Não percebo nada disto... Nem sei em quem acreditar, pois tudo se torna absurdo.

Cheira-me a que anda muita gente de mãos dadas para cometer disparates absurdos.

Algumas certezas: morre imensa gente com fome e solidão; O. Palm foi assassinado; realmente por quem? - Um maluquinho, claro. O. Palm era um emblema num país algo simbólico de um capitalismo "humano"; as máfias italianas, ao que parece, deixaram de cometer atentados, depois de terem entregue à polícia o último (?) "capo". Estarão sossegados?... Não. Reciclaram-se e actuam "legalmente", mas só "legalmente"? A quem se aliam e quem são? Há demasiados colarinhos brancos. E quando o branco é demasia, só pode acontecer demência. Os estados estão minados, os partidos minadíssimos para quando chegarem ao poder. Há cada vez mais crianças na escola primária a tomarem medicamentos para a concentração e a "hiperactividade". Cada um de nós está minado por si próprio. A chamada comunicação social, não passa de uma trapalhada produtora e veiculadora de "mas notícias".
Só venderão o seu nauseabundo papel (pobres árovores) com base em catárse pseudo-trágica?... O riso e o sorriso não existem?

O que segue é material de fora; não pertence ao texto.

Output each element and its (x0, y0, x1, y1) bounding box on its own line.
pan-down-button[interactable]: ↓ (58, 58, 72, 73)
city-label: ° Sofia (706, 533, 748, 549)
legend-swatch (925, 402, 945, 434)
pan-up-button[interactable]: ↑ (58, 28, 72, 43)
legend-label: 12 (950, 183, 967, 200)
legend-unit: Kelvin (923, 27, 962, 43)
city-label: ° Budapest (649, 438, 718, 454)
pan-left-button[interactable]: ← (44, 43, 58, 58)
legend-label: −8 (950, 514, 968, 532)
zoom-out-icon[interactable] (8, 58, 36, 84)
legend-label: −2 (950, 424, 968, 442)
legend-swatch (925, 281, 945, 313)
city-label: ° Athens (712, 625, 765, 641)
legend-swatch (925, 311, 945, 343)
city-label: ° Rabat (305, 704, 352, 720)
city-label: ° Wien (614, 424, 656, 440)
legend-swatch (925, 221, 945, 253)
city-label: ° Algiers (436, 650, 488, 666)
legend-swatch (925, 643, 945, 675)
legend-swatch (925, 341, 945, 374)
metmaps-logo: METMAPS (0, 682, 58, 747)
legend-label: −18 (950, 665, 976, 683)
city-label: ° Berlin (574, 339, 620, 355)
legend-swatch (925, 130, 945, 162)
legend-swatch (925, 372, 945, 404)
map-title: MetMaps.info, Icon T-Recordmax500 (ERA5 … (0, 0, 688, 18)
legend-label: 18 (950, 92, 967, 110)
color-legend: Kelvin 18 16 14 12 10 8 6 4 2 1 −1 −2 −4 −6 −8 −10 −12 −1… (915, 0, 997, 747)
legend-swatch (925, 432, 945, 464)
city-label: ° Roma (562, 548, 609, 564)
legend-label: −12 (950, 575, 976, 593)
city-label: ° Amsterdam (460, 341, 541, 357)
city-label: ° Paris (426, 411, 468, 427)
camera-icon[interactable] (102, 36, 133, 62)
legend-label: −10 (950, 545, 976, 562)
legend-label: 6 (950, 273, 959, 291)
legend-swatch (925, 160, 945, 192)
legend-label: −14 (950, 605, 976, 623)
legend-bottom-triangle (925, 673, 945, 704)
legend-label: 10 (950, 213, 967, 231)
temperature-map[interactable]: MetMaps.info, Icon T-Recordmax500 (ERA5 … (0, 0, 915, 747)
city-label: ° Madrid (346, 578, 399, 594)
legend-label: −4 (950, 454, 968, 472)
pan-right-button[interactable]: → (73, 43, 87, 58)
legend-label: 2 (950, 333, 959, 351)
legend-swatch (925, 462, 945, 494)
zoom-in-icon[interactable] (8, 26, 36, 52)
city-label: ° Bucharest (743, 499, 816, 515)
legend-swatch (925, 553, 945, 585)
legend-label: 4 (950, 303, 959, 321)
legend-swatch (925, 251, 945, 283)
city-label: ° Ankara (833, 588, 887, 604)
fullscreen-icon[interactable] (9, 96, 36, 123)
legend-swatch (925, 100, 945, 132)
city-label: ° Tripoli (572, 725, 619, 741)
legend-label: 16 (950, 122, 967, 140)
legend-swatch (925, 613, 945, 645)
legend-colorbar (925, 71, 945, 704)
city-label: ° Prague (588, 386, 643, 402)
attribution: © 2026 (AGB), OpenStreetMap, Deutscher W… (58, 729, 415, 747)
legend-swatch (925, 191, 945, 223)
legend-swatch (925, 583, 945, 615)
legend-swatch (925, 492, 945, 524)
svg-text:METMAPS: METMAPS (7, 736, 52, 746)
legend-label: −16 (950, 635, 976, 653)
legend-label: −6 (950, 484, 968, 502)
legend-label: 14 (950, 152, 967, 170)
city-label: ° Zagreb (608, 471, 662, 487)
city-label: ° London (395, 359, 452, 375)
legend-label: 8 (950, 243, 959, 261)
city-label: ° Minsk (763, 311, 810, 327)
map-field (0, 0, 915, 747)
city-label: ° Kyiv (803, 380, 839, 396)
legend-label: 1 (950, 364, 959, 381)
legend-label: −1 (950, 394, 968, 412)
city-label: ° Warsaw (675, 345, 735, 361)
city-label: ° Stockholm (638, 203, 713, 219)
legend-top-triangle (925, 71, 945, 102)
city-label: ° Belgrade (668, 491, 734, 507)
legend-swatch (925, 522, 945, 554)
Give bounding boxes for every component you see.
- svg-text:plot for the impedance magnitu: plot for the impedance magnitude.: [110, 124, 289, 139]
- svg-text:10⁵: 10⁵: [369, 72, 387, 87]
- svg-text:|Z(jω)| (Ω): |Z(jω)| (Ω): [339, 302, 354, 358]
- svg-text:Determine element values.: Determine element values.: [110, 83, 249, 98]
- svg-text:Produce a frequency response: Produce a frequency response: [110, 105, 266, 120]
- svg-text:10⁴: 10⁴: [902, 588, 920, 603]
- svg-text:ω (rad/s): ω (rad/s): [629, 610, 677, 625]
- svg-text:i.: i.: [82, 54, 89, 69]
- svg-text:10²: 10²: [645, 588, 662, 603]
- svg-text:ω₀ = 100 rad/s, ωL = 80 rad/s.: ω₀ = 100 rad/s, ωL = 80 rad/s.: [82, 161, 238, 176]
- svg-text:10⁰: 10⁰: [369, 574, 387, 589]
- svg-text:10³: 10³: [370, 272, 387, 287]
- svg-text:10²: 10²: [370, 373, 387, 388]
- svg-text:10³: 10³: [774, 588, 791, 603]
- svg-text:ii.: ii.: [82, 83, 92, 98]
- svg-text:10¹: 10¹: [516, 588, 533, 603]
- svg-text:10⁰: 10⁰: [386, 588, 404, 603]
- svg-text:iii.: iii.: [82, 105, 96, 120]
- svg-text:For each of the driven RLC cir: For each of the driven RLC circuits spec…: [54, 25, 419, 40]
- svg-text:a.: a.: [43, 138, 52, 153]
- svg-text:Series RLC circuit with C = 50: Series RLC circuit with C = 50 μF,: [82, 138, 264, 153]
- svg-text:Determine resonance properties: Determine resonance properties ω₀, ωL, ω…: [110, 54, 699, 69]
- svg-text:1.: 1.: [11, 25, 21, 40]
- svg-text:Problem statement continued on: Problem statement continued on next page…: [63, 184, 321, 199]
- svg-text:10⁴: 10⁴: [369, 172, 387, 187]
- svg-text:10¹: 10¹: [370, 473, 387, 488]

Será que há uma diversão conspirativa e cínica para nos deprimir?

Aponto uma alternativa, pequena, mas que penso fundamental - publicar notícias positivas, tipo - Em Lisboa, na carruagem do metro com sentido Campo Grande-Alvalade, pelas 11 h e 15 um latino-americano, tocava e cantava com um rosto algo feliz. Já o vi mais resplandecente. Não roubava, nem pedia - prestava um serviço e algumas pessoas batiam o pé, marcando o ritmo. Eu vi, eu ouvi, eu tremi.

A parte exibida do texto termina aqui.